The what on the what? Exactly. As noted above I want to minimise the amount my fellow riders look at my butt during our weekend cycle rides so any kind of eye-catching detail back there is debatable at best. Make that detail a shimmery dusting of tiny reflective stars and I find my eyebrows knitted in serious consternation. I’m a big admirer of an occasional reflective detail on shorts, tights, jerseys or jackets – and for those running the nightly gauntlet of London’s cross-town traffic you would think that the more the merrier. But the twin reflective tabs on each leg, along with the reflective logo on the haunch (?) would be quite enough. Covering the whole lower back panel with a galaxy of micro-stars is too much for me I’m afraid. And it’s not just the attraction of fellow club riders that concerns me. Just imagine if I bend over in an important meeting and that little disco effect yawns out.
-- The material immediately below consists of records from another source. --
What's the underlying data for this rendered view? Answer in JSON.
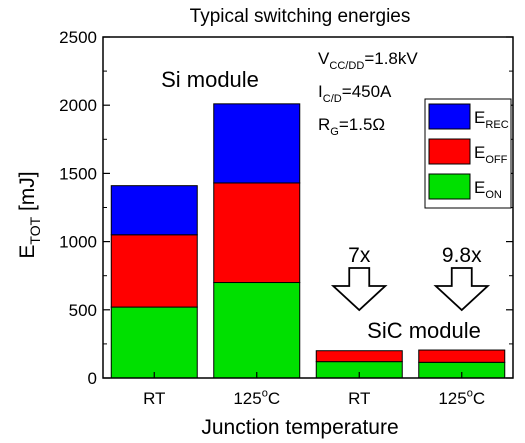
{
  "chart_data": {
    "type": "bar",
    "stacked": true,
    "title": "Typical switching energies",
    "xlabel": "Junction temperature",
    "ylabel": {
      "main": "E",
      "sub": "TOT",
      "unit": " [mJ]"
    },
    "ylim": [
      0,
      2500
    ],
    "yticks": [
      0,
      500,
      1000,
      1500,
      2000,
      2500
    ],
    "grid": false,
    "legend_position": "right",
    "categories": [
      {
        "main": "RT",
        "sup": ""
      },
      {
        "main": "125",
        "sup": "o",
        "rest": "C"
      },
      {
        "main": "RT",
        "sup": ""
      },
      {
        "main": "125",
        "sup": "o",
        "rest": "C"
      }
    ],
    "series": [
      {
        "name": {
          "main": "E",
          "sub": "ON"
        },
        "color": "#00e000",
        "values": [
          520,
          700,
          120,
          115
        ]
      },
      {
        "name": {
          "main": "E",
          "sub": "OFF"
        },
        "color": "#ff0000",
        "values": [
          530,
          730,
          80,
          90
        ]
      },
      {
        "name": {
          "main": "E",
          "sub": "REC"
        },
        "color": "#0000ff",
        "values": [
          360,
          580,
          0,
          0
        ]
      }
    ],
    "annotations": {
      "si_module": "Si module",
      "sic_module": "SiC module",
      "arrow1": "7x",
      "arrow2": "9.8x",
      "conditions": [
        {
          "main": "V",
          "sub": "CC/DD",
          "rest": "=1.8kV"
        },
        {
          "main": "I",
          "sub": "C/D",
          "rest": "=450A"
        },
        {
          "main": "R",
          "sub": "G",
          "rest": "=1.5Ω"
        }
      ]
    }
  }
}
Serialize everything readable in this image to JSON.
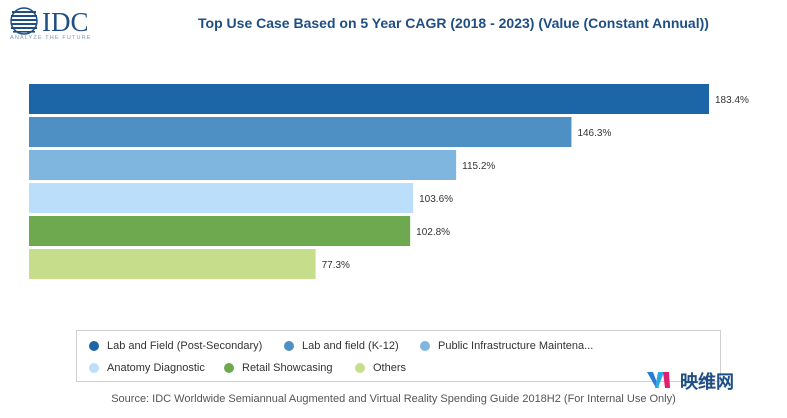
{
  "logo": {
    "text": "IDC",
    "tagline": "ANALYZE THE FUTURE"
  },
  "chart_data": {
    "type": "bar",
    "orientation": "horizontal",
    "title": "Top Use Case Based on 5 Year CAGR (2018 - 2023) (Value (Constant Annual))",
    "categories": [
      "Lab and Field (Post-Secondary)",
      "Lab and field (K-12)",
      "Public Infrastructure Maintena...",
      "Anatomy Diagnostic",
      "Retail Showcasing",
      "Others"
    ],
    "values": [
      183.4,
      146.3,
      115.2,
      103.6,
      102.8,
      77.3
    ],
    "value_labels": [
      "183.4%",
      "146.3%",
      "115.2%",
      "103.6%",
      "102.8%",
      "77.3%"
    ],
    "colors": [
      "#1c66a8",
      "#4e8fc4",
      "#7fb6df",
      "#bbdffa",
      "#6fa94f",
      "#c6de8c"
    ],
    "xlim": [
      0,
      183.4
    ],
    "grid": false,
    "legend_position": "bottom"
  },
  "source": "Source: IDC Worldwide Semiannual Augmented and Virtual Reality Spending Guide 2018H2 (For Internal Use Only)",
  "watermark": {
    "text": "映维网"
  }
}
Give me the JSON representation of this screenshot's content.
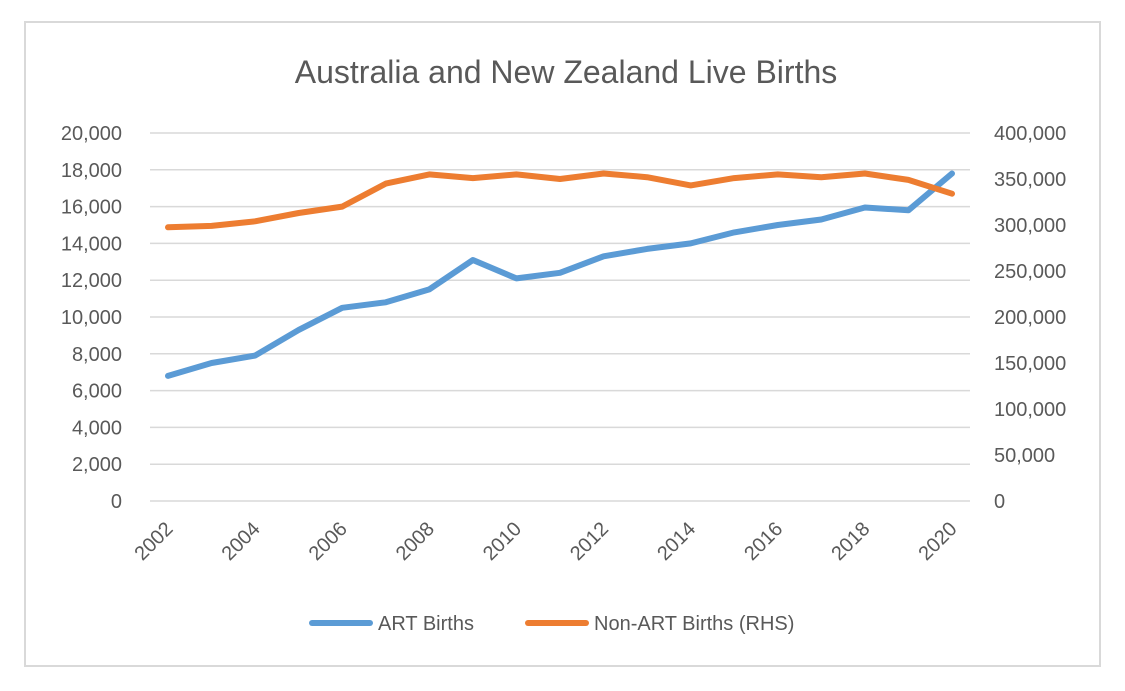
{
  "chart_data": {
    "type": "line",
    "title": "Australia and New Zealand Live Births",
    "x": [
      2002,
      2003,
      2004,
      2005,
      2006,
      2007,
      2008,
      2009,
      2010,
      2011,
      2012,
      2013,
      2014,
      2015,
      2016,
      2017,
      2018,
      2019,
      2020
    ],
    "x_tick_labels": [
      "2002",
      "2004",
      "2006",
      "2008",
      "2010",
      "2012",
      "2014",
      "2016",
      "2018",
      "2020"
    ],
    "y_left": {
      "ylim": [
        0,
        20000
      ],
      "ticks": [
        "0",
        "2,000",
        "4,000",
        "6,000",
        "8,000",
        "10,000",
        "12,000",
        "14,000",
        "16,000",
        "18,000",
        "20,000"
      ]
    },
    "y_right": {
      "ylim": [
        0,
        400000
      ],
      "ticks": [
        "0",
        "50,000",
        "100,000",
        "150,000",
        "200,000",
        "250,000",
        "300,000",
        "350,000",
        "400,000"
      ]
    },
    "grid": true,
    "legend_position": "bottom",
    "series": [
      {
        "name": "ART Births",
        "axis": "left",
        "color": "#5b9bd5",
        "values": [
          6800,
          7500,
          7900,
          9300,
          10500,
          10800,
          11500,
          13100,
          12100,
          12400,
          13300,
          13700,
          14000,
          14600,
          15000,
          15300,
          15950,
          15800,
          17800
        ]
      },
      {
        "name": "Non-ART Births (RHS)",
        "axis": "right",
        "color": "#ed7d31",
        "values": [
          297500,
          299000,
          304000,
          313000,
          320000,
          345000,
          355000,
          351000,
          355000,
          350000,
          356000,
          352000,
          343000,
          351000,
          355000,
          352000,
          356000,
          349000,
          334000
        ]
      }
    ]
  }
}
It would be a lot easier to explain away bib straps..
I really want to like HUEZ*. Their striking graphic ident caught my eye a few months ago and the packaging that the shorts (and a bomber jacket which will be reviewed separately) arrived in was beautifully thought out and executed. The garments are well made, comfy and have the low key colourations that I really like. But something jars and I’m struggling to put my finger on it. Maybe it is just that glittery sea of stars on the shorts. Or maybe the baggy cuts they seem to prefer for their jackets. Or maybe its just the inexplicable refusal to let their model wear any socks in their photo shoots. For now something isn’t quite right for me.
I think that there will be plenty more to come from HUEZ*. We’ll be watching with interest.
** OSIFMU – Oh Shit I Forgot My Underpants
* Huez – they just have an asterisk on their logo.